- FCS1.0 and 2.0 list mode files as well as a Dbase3 database can be On-Line classified in the following examples to get an impression of the comparatively fast action of the CLASSIF1 algorithm on standard personal computers. The examples concern the prognostic risk assessment for individual patients from immunephenotype and clinical measurements:
- The CLASSIF1 classification algorithm shortly works as follows. Pairs of percentiles e.g. 5/95%, 10/90%, 15/95% etc. are calculated from the reference samples of each database column of the learning set. The values of all database columns are then transformed into a triple matrix by assigning: 0 to values between the percentiles, + to values above and - to values below the respective upper and lower percentiles. A confusion matrix is subsequently established between the known e.g. clinical classification of the reference and abnormal samples on the ordinate and the same classification for triple matrix classifier on the abscissa. The classification result is ideal when a 100% recognition value is obtained in each diagonal box of the confusion matrix which is usually not the case when all database columns are used for classification.
- The optimization process is directed towards an increase of the sum of the diagonal box values. Single and combinations of database columns are temporarily excluded from the calculations to see whether their absence improves or deteriorates the classification result. Once no improvement is achieved any more, all database columns which neither alone nor in combination with other database columns improved the result are definitively excluded from the final classification.
- Triple matrix classifiers are inherently standardized onto the group of reference samples during the classification process. Classifiers from different flow cytometers or laboratories can be compared in an instrument and laboratory independent way provided no differences between the respective reference groups are detected by the program.
- The advantage of this classification strategy is that triple matrix classifiers can be numerically compared during interlaboratory consensus trials e.g. on leukemia, HIV and thrombocyte classifications by immunephenotyping.

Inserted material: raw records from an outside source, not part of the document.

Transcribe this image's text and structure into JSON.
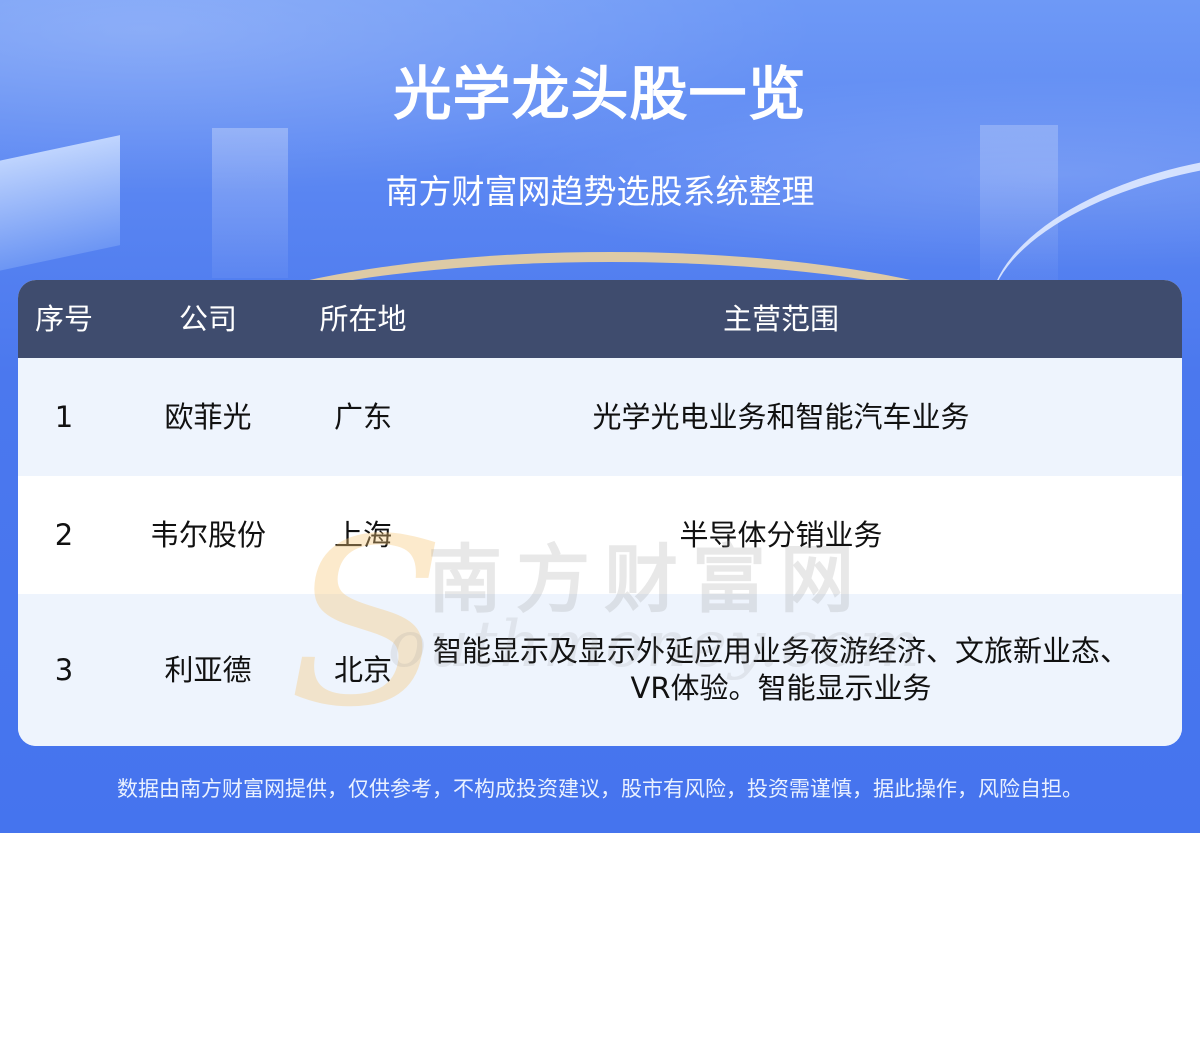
{
  "header": {
    "title": "光学龙头股一览",
    "subtitle": "南方财富网趋势选股系统整理"
  },
  "table": {
    "columns": [
      "序号",
      "公司",
      "所在地",
      "主营范围"
    ],
    "rows": [
      {
        "index": "1",
        "company": "欧菲光",
        "location": "广东",
        "business": "光学光电业务和智能汽车业务"
      },
      {
        "index": "2",
        "company": "韦尔股份",
        "location": "上海",
        "business": "半导体分销业务"
      },
      {
        "index": "3",
        "company": "利亚德",
        "location": "北京",
        "business": "智能显示及显示外延应用业务夜游经济、文旅新业态、VR体验。智能显示业务"
      }
    ]
  },
  "watermark": {
    "logo_letter": "S",
    "brand_cn": "南方财富网",
    "brand_en": "outhmoney.com"
  },
  "footer": {
    "disclaimer": "数据由南方财富网提供，仅供参考，不构成投资建议，股市有风险，投资需谨慎，据此操作，风险自担。"
  },
  "colors": {
    "background_blue": "#4574ee",
    "table_header": "#3f4c6e",
    "row_alt": "#eef4fd"
  }
}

- In view of immunephenotyping or other ring trials, the performance of triple matrix classifiers depends preferentially on individual laboratory precision rather than on interlaboratory accuracy. Instrument accuracy cancels out by percentile normalization on the mean values of the reference samples. Reference samples can be obtained in many instances from age and sex matched blood donors who represent a comparatively homogeneous group of persons.
- The relative independence of the classification results of overall accuracy represents an advantageous feature of triple matrix classifiers. It is a frequent experience in ring trials that good accuracy is more difficult to achieve than good precision especially when different instrument types are used by the participants. The reason for this consists in the high technical complexity of flow cytometers and cell sorters in view of e.g. optical signal perception, amplification, thresholding, filter characteristics and data processing. The recent development of various standard bead preparations improves but does not yet generally solve this problem.

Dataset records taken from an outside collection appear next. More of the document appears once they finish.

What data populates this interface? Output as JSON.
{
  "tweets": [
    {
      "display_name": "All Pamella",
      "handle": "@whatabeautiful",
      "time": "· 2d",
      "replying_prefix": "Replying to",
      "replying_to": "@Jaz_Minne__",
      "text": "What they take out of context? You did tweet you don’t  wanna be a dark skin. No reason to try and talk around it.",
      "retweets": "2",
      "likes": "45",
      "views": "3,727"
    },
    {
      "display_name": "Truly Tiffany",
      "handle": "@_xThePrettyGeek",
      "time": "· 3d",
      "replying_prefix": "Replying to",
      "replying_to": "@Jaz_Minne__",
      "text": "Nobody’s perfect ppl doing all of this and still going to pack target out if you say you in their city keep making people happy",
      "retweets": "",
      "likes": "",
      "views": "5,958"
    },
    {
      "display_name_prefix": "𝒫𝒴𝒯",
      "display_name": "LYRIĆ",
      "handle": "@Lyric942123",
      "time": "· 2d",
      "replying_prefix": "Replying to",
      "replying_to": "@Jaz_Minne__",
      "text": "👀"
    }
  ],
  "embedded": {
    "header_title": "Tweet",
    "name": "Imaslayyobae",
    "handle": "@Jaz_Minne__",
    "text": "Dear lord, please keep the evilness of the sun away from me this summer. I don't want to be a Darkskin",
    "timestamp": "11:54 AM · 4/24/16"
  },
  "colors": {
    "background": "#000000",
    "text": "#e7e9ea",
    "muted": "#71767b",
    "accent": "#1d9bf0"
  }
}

- The practical consequence of this is e.g. that rare diseases can be classified at places where no sufficient learning sets can be generated in reasonable times or where costly investigations are necessary to establish appropriate learning sets.
- Furthermore the biochemical properties of many body cell systems during disease can be directly compared when the classifiers are standardized on peripheral blood cells. This standardization in addition permits the use for classification of disease induced changes in tissue or effusion localized blood cells.